Fluoride lobbyists met personally with all five members of the Portland City Council in July or August but only one of those initial meetings appears on public calendars — under a vague heading — leaving lingering questions about the effectiveness of the city’s lobbying and reporting requirements.
Promoted by then-Commissioner Sam Adams beginning in 2005, the lobbying and reporting rules are supposed to preserve integrity in city decision-making. The requirements affect both lobbyists and city officials and are meant to reveal who attempts to influence city leaders — and on what topic.
Upstream Public Health is behind the push to add fluoride to Portland drinking water. But its plan has since been challenged through a referendum effort that may block the City Council’s Sept. 12 unanimous approval.
According to a recently filed disclosure, lobbyists met with Commissioners Randy Leonard on July 26, Dan Saltzman and Nick Fish on Aug. 2, Amanda Fritz on Aug. 6 and Mayor Adams on Aug. 27 to push for fluoride in public drinking water.
But those same city officials — who are required to publicly post their calendars on a quarterly basis — either didn’t disclose the meetings about fluoride or left a vague subject heading.
Leonard, who championed the fluoride proposal, listed four meetings July 26. Two were about the Portland Loo, one was about skateboarding and one was with the police union. But no fluoride.
Saltzman listed three meetings Aug. 2 with the city forester, the police union and one about a homeless camp. But nothing about the fluoride proposal.

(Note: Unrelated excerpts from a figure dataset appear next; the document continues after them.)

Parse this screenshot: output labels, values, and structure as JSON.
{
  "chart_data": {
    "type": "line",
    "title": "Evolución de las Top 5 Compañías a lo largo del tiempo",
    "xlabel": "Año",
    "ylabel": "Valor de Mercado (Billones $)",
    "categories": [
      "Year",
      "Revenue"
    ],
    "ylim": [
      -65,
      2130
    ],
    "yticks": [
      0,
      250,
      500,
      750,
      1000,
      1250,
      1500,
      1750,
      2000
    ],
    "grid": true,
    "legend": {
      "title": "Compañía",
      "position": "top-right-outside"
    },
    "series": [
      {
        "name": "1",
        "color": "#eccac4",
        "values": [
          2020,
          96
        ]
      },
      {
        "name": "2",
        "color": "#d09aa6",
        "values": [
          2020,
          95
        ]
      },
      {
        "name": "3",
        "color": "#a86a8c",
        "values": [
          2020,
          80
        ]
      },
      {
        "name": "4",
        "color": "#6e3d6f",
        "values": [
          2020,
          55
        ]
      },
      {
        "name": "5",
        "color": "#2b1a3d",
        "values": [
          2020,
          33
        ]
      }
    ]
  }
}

Of the nine slots on Fish’s calendar, he reported a 30-minute meeting Aug. 2 with “Health Coalitions” but didn’t identify the group or the topic.
Fritz, meanwhile, reports her calendar by week instead of by day. She listed 16 meetings or events, none about fluoride or with Upstream Public Health.

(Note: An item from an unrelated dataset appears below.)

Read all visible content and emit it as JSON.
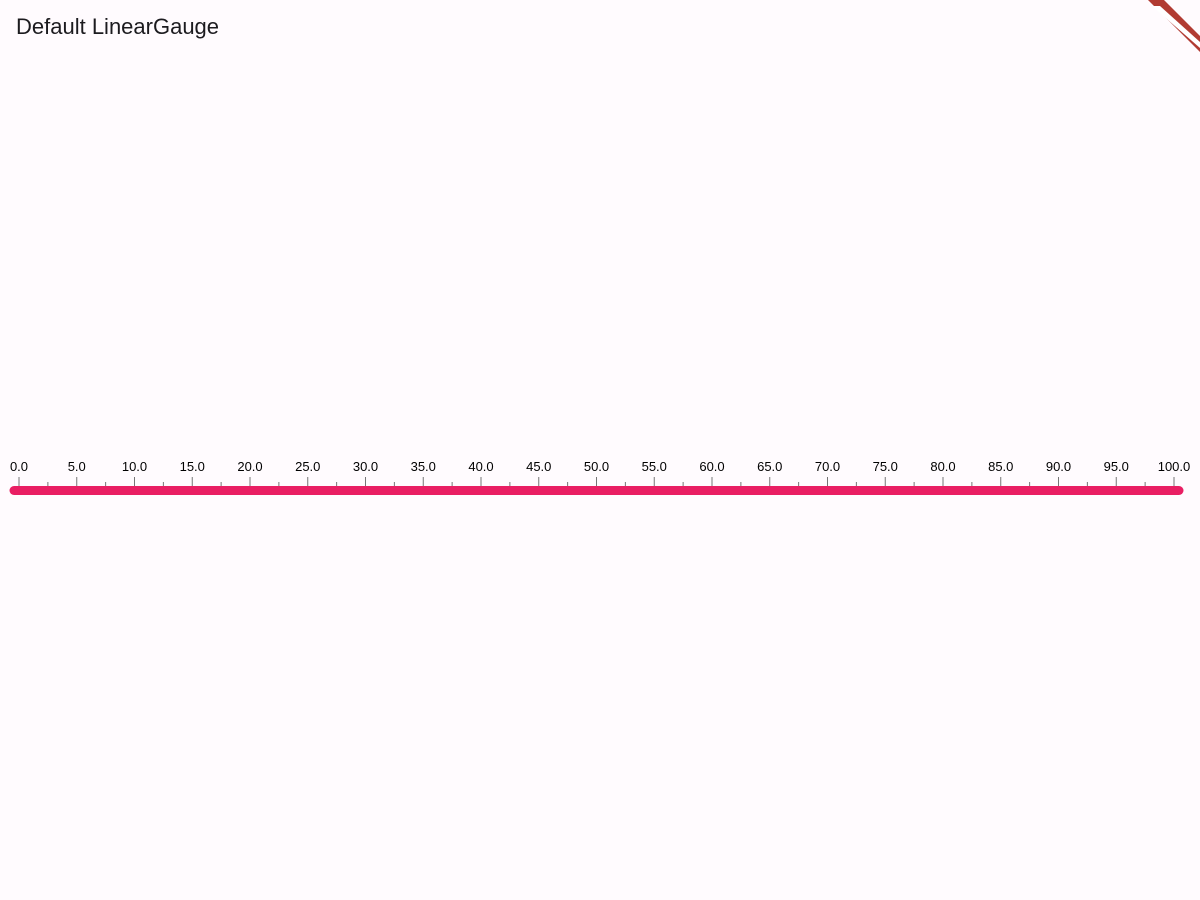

And Adams listed six items on his calendar for Aug. 27. They include a meeting with Police Chief Mike Reese, a meeting about Brazil trade, a meeting with Transportation Director Tom Miller, a media event and two blocks for “office time.” But nothing about fluoride.

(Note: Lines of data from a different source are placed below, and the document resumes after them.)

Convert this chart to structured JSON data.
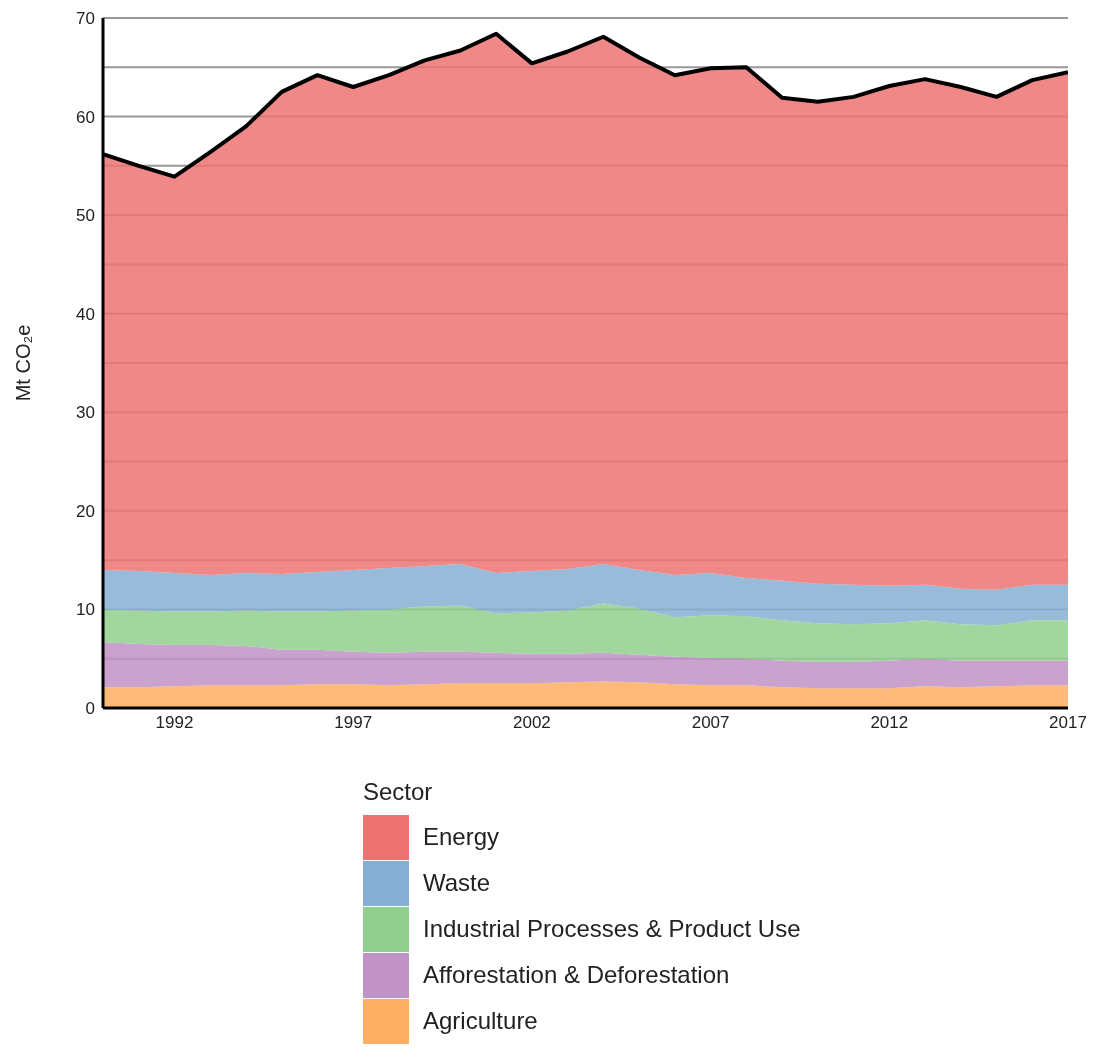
{
  "chart_data": {
    "type": "area",
    "stacked": true,
    "ylabel": "Mt CO₂e",
    "legend_title": "Sector",
    "legend": "bottom",
    "grid": "y",
    "x": [
      1990,
      1991,
      1992,
      1993,
      1994,
      1995,
      1996,
      1997,
      1998,
      1999,
      2000,
      2001,
      2002,
      2003,
      2004,
      2005,
      2006,
      2007,
      2008,
      2009,
      2010,
      2011,
      2012,
      2013,
      2014,
      2015,
      2016,
      2017
    ],
    "xlim": [
      1990,
      2017
    ],
    "xticks": [
      1992,
      1997,
      2002,
      2007,
      2012,
      2017
    ],
    "ylim": [
      0,
      70
    ],
    "yticks": [
      0,
      {
        "value": 5,
        "label": null
      },
      10,
      {
        "value": 15,
        "label": null
      },
      20,
      {
        "value": 25,
        "label": null
      },
      30,
      {
        "value": 35,
        "label": null
      },
      40,
      {
        "value": 45,
        "label": null
      },
      50,
      {
        "value": 55,
        "label": null
      },
      60,
      {
        "value": 65,
        "label": null
      },
      70
    ],
    "series": [
      {
        "name": "Agriculture",
        "color": "#fdae62",
        "values": [
          2.1,
          2.1,
          2.2,
          2.3,
          2.3,
          2.3,
          2.4,
          2.4,
          2.3,
          2.4,
          2.5,
          2.5,
          2.5,
          2.6,
          2.7,
          2.6,
          2.4,
          2.3,
          2.3,
          2.1,
          2.0,
          2.0,
          2.0,
          2.2,
          2.1,
          2.2,
          2.3,
          2.3
        ]
      },
      {
        "name": "Afforestation & Deforestation",
        "color": "#c192c6",
        "values": [
          4.6,
          4.4,
          4.2,
          4.1,
          4.0,
          3.6,
          3.5,
          3.3,
          3.3,
          3.3,
          3.2,
          3.1,
          3.0,
          2.9,
          2.9,
          2.8,
          2.8,
          2.8,
          2.7,
          2.7,
          2.7,
          2.7,
          2.8,
          2.8,
          2.7,
          2.6,
          2.5,
          2.5
        ]
      },
      {
        "name": "Industrial Processes & Product Use",
        "color": "#92cf8e",
        "values": [
          3.3,
          3.4,
          3.4,
          3.4,
          3.6,
          3.9,
          3.9,
          4.2,
          4.4,
          4.6,
          4.7,
          4.0,
          4.2,
          4.4,
          5.0,
          4.7,
          4.0,
          4.3,
          4.3,
          4.1,
          3.9,
          3.8,
          3.8,
          3.9,
          3.7,
          3.6,
          4.1,
          4.1
        ]
      },
      {
        "name": "Waste",
        "color": "#86afd3",
        "values": [
          4.0,
          4.0,
          3.9,
          3.7,
          3.8,
          3.8,
          4.0,
          4.1,
          4.2,
          4.1,
          4.2,
          4.1,
          4.2,
          4.2,
          4.0,
          3.9,
          4.3,
          4.3,
          3.9,
          4.0,
          4.0,
          4.0,
          3.8,
          3.6,
          3.6,
          3.6,
          3.6,
          3.6
        ]
      },
      {
        "name": "Energy",
        "color": "#ed7373",
        "values": [
          42.2,
          41.1,
          40.2,
          42.9,
          45.3,
          48.9,
          50.4,
          49.0,
          50.0,
          51.3,
          52.1,
          54.7,
          51.5,
          52.5,
          53.5,
          52.0,
          50.7,
          51.2,
          51.8,
          49.0,
          48.9,
          49.5,
          50.7,
          51.3,
          50.9,
          50.0,
          51.2,
          52.0
        ]
      }
    ]
  }
}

According to city code, elected officials are required to post their calendars “of activities related to official city business” 15 days after the end of the previous quarter. That deadline was Oct. 15. There is only one exception: If an elected official “determines that such posting poses a safety threat.”
As for Upstream Public Health, it didn’t register as a lobbying group until Aug. 16. The Oregonian broke news of the fluoride push, and the group’s stealth lobbying efforts, Aug. 9.
According to city code, lobbyists are required to register with the city “within three working days after a lobbying entity has spent 8 hours or more or estimates that it has spent cumulative 8 hours or more during any calendar quarter lobbying.”
After registering, groups that spend more than 8 hours lobbying are required to file a full statement by the 15th day following the quarter. That’s where Upstream Public Health listed its meetings with City Council members.
While just one of five initial meetings appeared on City Council calendars, two of four follow-up meetings did show up.
According to Upstream Public Health’s disclosure, it also met with Leonard Aug. 20, Aug. 27 and Aug. 30, and Fish on Aug. 31.
Leonard listed the meetings Aug. 20 and Aug. 27 but not on Aug. 30, although he did show a meeting that day with Tualatin Mayor Lou Ogden, who had concerns about wholesale customers buying water from Portland.
Fish listed 10 appointment Aug. 31, none regarding fluoride or with Upstream Public Health or its registered lobbyists.
The calendar rules also apply to Portland’s top administrators.
But a review Thursday showed that just 10 of 21 bureau directors had posted calendars by Oct. 15 for the months of July, August and September. And the City Auditor’s office — swamped by the fluoride referendum effort, ironically — has yet to post third-quarter lobbying reports. The office released Upstream Public Health’s report this week in response to a request from The Oregonian.
In 2005, when the City Council approved Adams’ lobbying and reporting plan, he said it would shine a “disinfecting light” on decision-making that “will make the city government a sunnier place, not just for the political class, but for all Portlanders, even on the rainiest day.”